THE BUBBLE is a vapid mid-pandemic dearth of wit or ingenuity

We haven’t quite entered the post-pandemic phase of movie making either creatively or indeed in how storytelling and Covid intersect. The Bubble, for our sins, will go down on record as one of the first examples.

Conventional wisdom since 2020 has been that audiences wouldn’t want to see Covid-19 reflected on cinema screens or generally in entertainment and are reaching for escapism.

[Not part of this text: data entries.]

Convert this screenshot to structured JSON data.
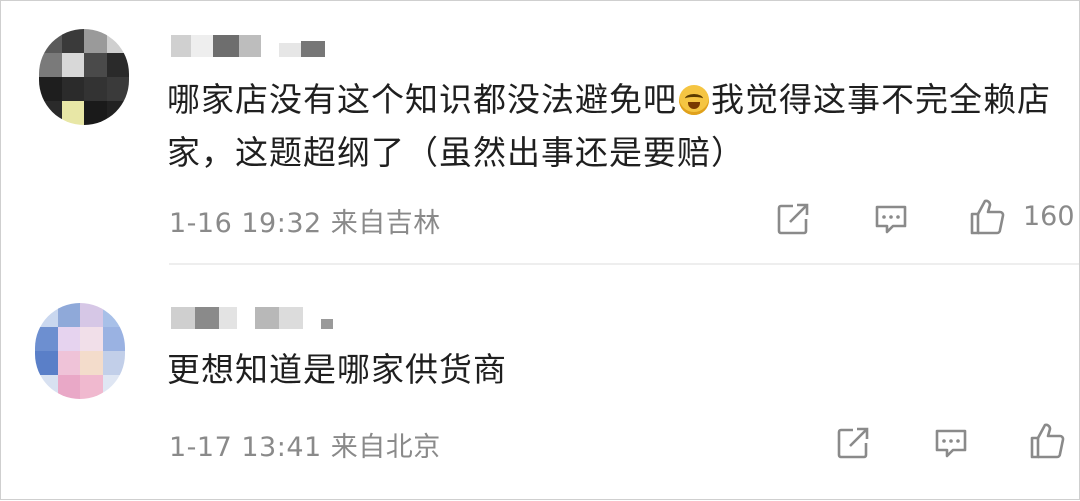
{
  "comments": [
    {
      "text_before_emoji": "哪家店没有这个知识都没法避免吧",
      "emoji": "laugh-cry-emoji",
      "text_after_emoji": "我觉得这事不完全赖店家，这题超纲了（虽然出事还是要赔）",
      "meta": "1-16 19:32 来自吉林",
      "like_count": "160"
    },
    {
      "text_before_emoji": "更想知道是哪家供货商",
      "meta": "1-17 13:41 来自北京",
      "like_count": ""
    }
  ],
  "colors": {
    "text": "#1f1f1f",
    "meta": "#8a8a8a",
    "icon": "#8a8a8a",
    "divider": "#eeeeee"
  },
  "icons": [
    "share-icon",
    "comment-icon",
    "like-icon"
  ]
}
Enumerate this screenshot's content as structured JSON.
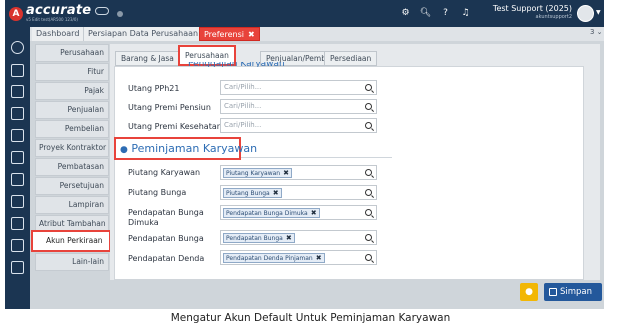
{
  "app": {
    "brand": "accurate",
    "brand_sub": "v5 Edit test(AR500 123/0)",
    "user_name": "Test Support (2025)",
    "user_sub": "akuntsupport2"
  },
  "tabs": [
    {
      "label": "Dashboard"
    },
    {
      "label": "Persiapan Data Perusahaan"
    },
    {
      "label": "Preferensi",
      "close": "✖"
    }
  ],
  "tab_more": "3 ⌄",
  "left_nav": [
    {
      "label": "Perusahaan"
    },
    {
      "label": "Fitur"
    },
    {
      "label": "Pajak"
    },
    {
      "label": "Penjualan"
    },
    {
      "label": "Pembelian"
    },
    {
      "label": "Proyek Kontraktor"
    },
    {
      "label": "Pembatasan"
    },
    {
      "label": "Persetujuan"
    },
    {
      "label": "Lampiran"
    },
    {
      "label": "Atribut Tambahan"
    },
    {
      "label": "Akun Perkiraan"
    },
    {
      "label": "Lain-lain"
    }
  ],
  "panel_tabs": [
    {
      "label": "Barang & Jasa"
    },
    {
      "label": "Perusahaan"
    },
    {
      "label": "Penjualan/Pembelian"
    },
    {
      "label": "Persediaan"
    }
  ],
  "cut_section_title": "Penggajian Karyawan",
  "upper_rows": [
    {
      "label": "Utang PPh21",
      "placeholder": "Cari/Pilih..."
    },
    {
      "label": "Utang Premi Pensiun",
      "placeholder": "Cari/Pilih..."
    },
    {
      "label": "Utang Premi Kesehatan",
      "placeholder": "Cari/Pilih..."
    }
  ],
  "section_title": "Peminjaman Karyawan",
  "lower_rows": [
    {
      "label": "Piutang Karyawan",
      "chip": "Piutang Karyawan"
    },
    {
      "label": "Piutang Bunga",
      "chip": "Piutang Bunga"
    },
    {
      "label": "Pendapatan Bunga",
      "label2": "Dimuka",
      "chip": "Pendapatan Bunga Dimuka"
    },
    {
      "label": "Pendapatan Bunga",
      "chip": "Pendapatan Bunga"
    },
    {
      "label": "Pendapatan Denda",
      "chip": "Pendapatan Denda Pinjaman"
    }
  ],
  "chip_remove": "✖",
  "save_label": "Simpan",
  "caption": "Mengatur Akun Default Untuk Peminjaman Karyawan",
  "colors": {
    "nav_dark": "#1b3552",
    "highlight_red": "#e8433b",
    "save_blue": "#23589b",
    "accent_yellow": "#f2b705"
  }
}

The world is too grim, too real, too tragic and desperate, that we want movies, TV and so on to not remind us of that. Rentals of Steven Soderbergh’s Contagion might have spiked during lockdown but only thanks to how prophetic it turned out to be. Audiences, at that stage, the thinking went, didn’t want to see Covid beyond news pieces.

The climate now has started to change. Soderbergh’s Kimi, for instance, recently gave us a de Palma-style taut thriller in the shadow of the pandemic. Filmmakers and creatives are beginning to appreciate the possibilities, as Covid evolves into a virus the West learns to live with and adapt to, in reflecting how the pandemic has perhaps permanently changed our psychology, our habits, our world. We can likely expect across this decade a raft of projects that shine a light on Covid in myriad ways, be it drama, horror, science-fiction and, yes, comedy.

Which brings us back to The Bubble, a film that would not exist were it not for Covid. Another thing we have the virus to blame for.